A previous study that conducted a sound analysis of the Japanese vowel /a/ [
9] set the sound source as a point in a place corresponding to the vocal cords, modified the sound by reflection, absorption, and interference on the wall of the vocal tract, and used the boundary element method to analyze the sound that radiated from the mouth and nostrils to the outside space. As compared with the Japanese vowel /a/, /i/ and /u/ are narrow vowels, and the volume of the oral cavity is slightly narrower, but not extremely so. Therefore, we considered that it could be simulated by using the same boundary element method with the same parameter settings, that is, the wall of the vocal tract and the bottom end of the virtual trachea were regarded as rigid and very soft walls, respectively, and the sound velocity and density were set at 37 °C.
In the verification using actual voice, the relative discrimination thresholds were within 9%, except for one of the six cases for F1 of /i/ and two of the six cases for F2 of /u/. No significant difference was found between the numbers of participants in whom the relative discrimination thresholds were 9% or less in the present simulations of /i/ and /u/ or the previous simulation of /a/ [
9]. Similar to the results of the previous simulation of /a/, adjusting the length of the virtual cylindrical extension of the lower part of the glottis resulted in relative discrimination thresholds of less than 9%. In the present study, as the length of the virtual trachea shortened, the formant frequency increased, except for F1 of /i/ in subject No. 1. However, discussing the appropriate length of the virtual trachea exceeds the scope of the present study.

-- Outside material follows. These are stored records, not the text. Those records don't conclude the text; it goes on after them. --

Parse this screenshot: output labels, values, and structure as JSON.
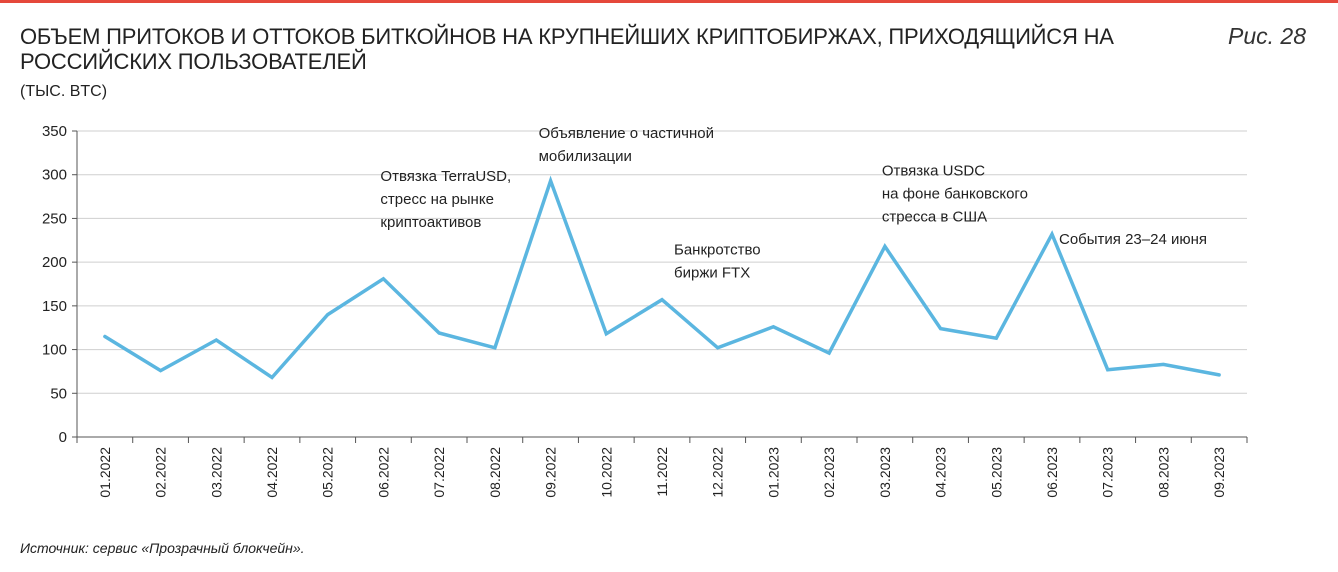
{
  "header": {
    "title": "ОБЪЕМ ПРИТОКОВ И ОТТОКОВ БИТКОЙНОВ НА КРУПНЕЙШИХ КРИПТОБИРЖАХ, ПРИХОДЯЩИЙСЯ НА РОССИЙСКИХ ПОЛЬЗОВАТЕЛЕЙ",
    "figure_label": "Рис. 28",
    "units": "(ТЫС. BTC)"
  },
  "footer": {
    "source": "Источник: сервис «Прозрачный блокчейн»."
  },
  "colors": {
    "line": "#5bb6e0",
    "grid": "#cfcfcf",
    "accent_rule": "#e5483b"
  },
  "chart_data": {
    "type": "line",
    "categories": [
      "01.2022",
      "02.2022",
      "03.2022",
      "04.2022",
      "05.2022",
      "06.2022",
      "07.2022",
      "08.2022",
      "09.2022",
      "10.2022",
      "11.2022",
      "12.2022",
      "01.2023",
      "02.2023",
      "03.2023",
      "04.2023",
      "05.2023",
      "06.2023",
      "07.2023",
      "08.2023",
      "09.2023"
    ],
    "series": [
      {
        "values": [
          115,
          76,
          111,
          68,
          140,
          181,
          119,
          102,
          293,
          118,
          157,
          102,
          126,
          96,
          218,
          124,
          113,
          232,
          77,
          83,
          71
        ]
      }
    ],
    "ylim": [
      0,
      350
    ],
    "yticks": [
      0,
      50,
      100,
      150,
      200,
      250,
      300,
      350
    ],
    "grid": true,
    "legend": "none",
    "annotations": [
      {
        "category_index": 5,
        "lines": [
          "Отвязка TerraUSD,",
          "стресс на рынке",
          "криптоактивов"
        ]
      },
      {
        "category_index": 8,
        "lines": [
          "Объявление о частичной",
          "мобилизации"
        ]
      },
      {
        "category_index": 10,
        "lines": [
          "Банкротство",
          "биржи FTX"
        ]
      },
      {
        "category_index": 14,
        "lines": [
          "Отвязка USDC",
          "на фоне банковского",
          "стресса в США"
        ]
      },
      {
        "category_index": 17,
        "lines": [
          "События 23–24 июня"
        ]
      }
    ]
  }
}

In the present acoustic simulation, the use of the boundary element method to obtain the frequency response resulted in peaks other than the formant frequencies. Chen [
16] reported that peaks arising from nasalization are often observed at a position lower than F1 or between F1 and F2 in narrow vowels with a high tongue position. In the present study, peaks were observed between F1 and F2 for /i/ and /u/ (
Table 6). Because the Japanese vowels /i/ and /u/ are narrow vowels, our results were consistent with those reported by Chen [
16]. Peaks around 500 Hz have been observed for vowels [
17]. Because a peak around 500 Hz is not observed in vocal tract models without a nasal cavity, the peak, i.e., the pole–zero pair, is considered to arise from the nasal coupling of vowels [
17].
It is also known that a pole–zero pair appears at around 500 Hz because of nasal coupling, and that the presence of a pole–zero pair changes the position where the peak of F1 appears in the frequency response curves [
17]. In the present study, among three participants with nasal coupling, the obtained peaks of F1 shifted to the low frequency side in two participants for /i/ and to the high frequency side in three for /u/ in the simulated vocal tract models in which the nasal cavity and sinuses had been removed.
Resonance in the paranasal cavities has been reported to generate pole–zero pairs that are not the result of nasal coupling, leading to more complex frequency response curves [
18]. In the present simulation of the Japanese vowel /i/, two peaks appearing at around 500 and 1000 Hz were observed between F1 and F2. The peak at around 500 Hz was considered to be the pole–zero pair due to nasal coupling. The other peak at a higher frequency occurred at around 1000 Hz in /i/ for all participants. No gender difference in the occurrence of the peaks was observed. Because a peak was observed at 1000 Hz regardless of the presence of the nasal cavity, the peaks were considered to have been generated on either site of the vocal tract, excluding the nasal coupling. However, further discussion exceeds the limitations of the present study.